A piece of copper of mass 300 g at a temperature of 950 degree Celsius is quickly transferred to a vessel of negligible thermal containing 250 g of water at 25 degree Celsius. If the final temperature of the mixture is 100 degree Celsius calculate the mass of the water that will boil away ( specific heat capacity of copper =400 j/kg.k specific latent heat of vaporization of steam =2260000jkg

0.300 * 400 * (950-100) = 102,000 Joules lost by copper

that heats 0.250 kg water to 100 from 25
0.250 * 4186 * 75 = 78488 Joules used from copper to heat water.
That leaves 23,512 Joules to boil water
23,512 = m 2,260,000
m = .0104 kg = 10.4 grams

What if the special heat capacity of water is 4.2×10^2

Where is the 4186 from

Thanks

Where is the 4186 from? i am confused

Yes

That not the answer

i dont even understand this solving sef

I don't understand the solving

To calculate the mass of water that will boil away, we need to determine the amount of heat transferred from the copper to the water. Considering the following steps:

1. Calculate the heat transferred from the copper to the water using the formula:
Q1 = mcΔT1
Where:
- Q1 is the heat transferred from the copper (in Joules)
- m is the mass of the copper (in kg)
- c is the specific heat capacity of copper (in J/kg·K)
- ΔT1 is the change in temperature of the copper (final temperature - initial temperature)

Given values:
- m = 0.3 kg (mass of the copper)
- c = 400 J/kg·K (specific heat capacity of copper)
- ΔT1 = 100°C - 950°C = -850°C (change in temperature of the copper)

Plugging in the values:
Q1 = 0.3 kg × 400 J/kg·K × -850°C

2. Calculate the heat required to raise the temperature of the water from 25°C to 100°C:
Q2 = mwCwΔT2
Where:
- Q2 is the heat required to raise the temperature of the water (in Joules)
- mw is the mass of the water (in kg)
- Cw is the specific heat capacity of water (in J/kg·K)
- ΔT2 is the change in temperature of the water (final temperature - initial temperature)

Given values:
- mw = 0.25 kg (mass of the water)
- Cw = 4186 J/kg·K (specific heat capacity of water)
- ΔT2 = 100°C - 25°C = 75°C (change in temperature of the water)

Plugging in the values:
Q2 = 0.25 kg × 4186 J/kg·K × 75°C

3. Calculate the heat required to boil away the mass of water:
Q3 = mlv
Where:
- Q3 is the heat required to boil away the water (in Joules)
- ml is the mass of water to be boiled away (unknown)
- lv is the specific latent heat of vaporization of water (in J/kg)

Given values:
- lv = 2260000 J/kg (specific latent heat of vaporization of steam)

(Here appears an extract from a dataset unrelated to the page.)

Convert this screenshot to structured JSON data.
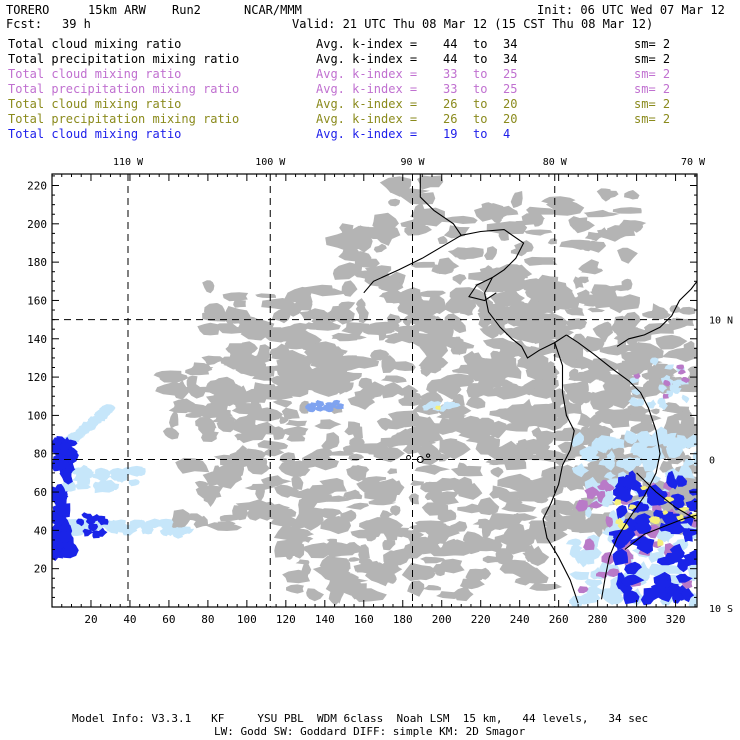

4. The total heat transferred from the copper to the water is equal to the heat required to raise the temperature of the water plus the heat required to boil away the water:
Q1 + Q2 = Q3

Plugging in the calculated values and variables:
(0.3 kg × 400 J/kg·K × -850°C) + (0.25 kg × 4186 J/kg·K × 75°C) = ml × 2260000 J/kg

Solve the equation for ml to find the mass of water that will boil away.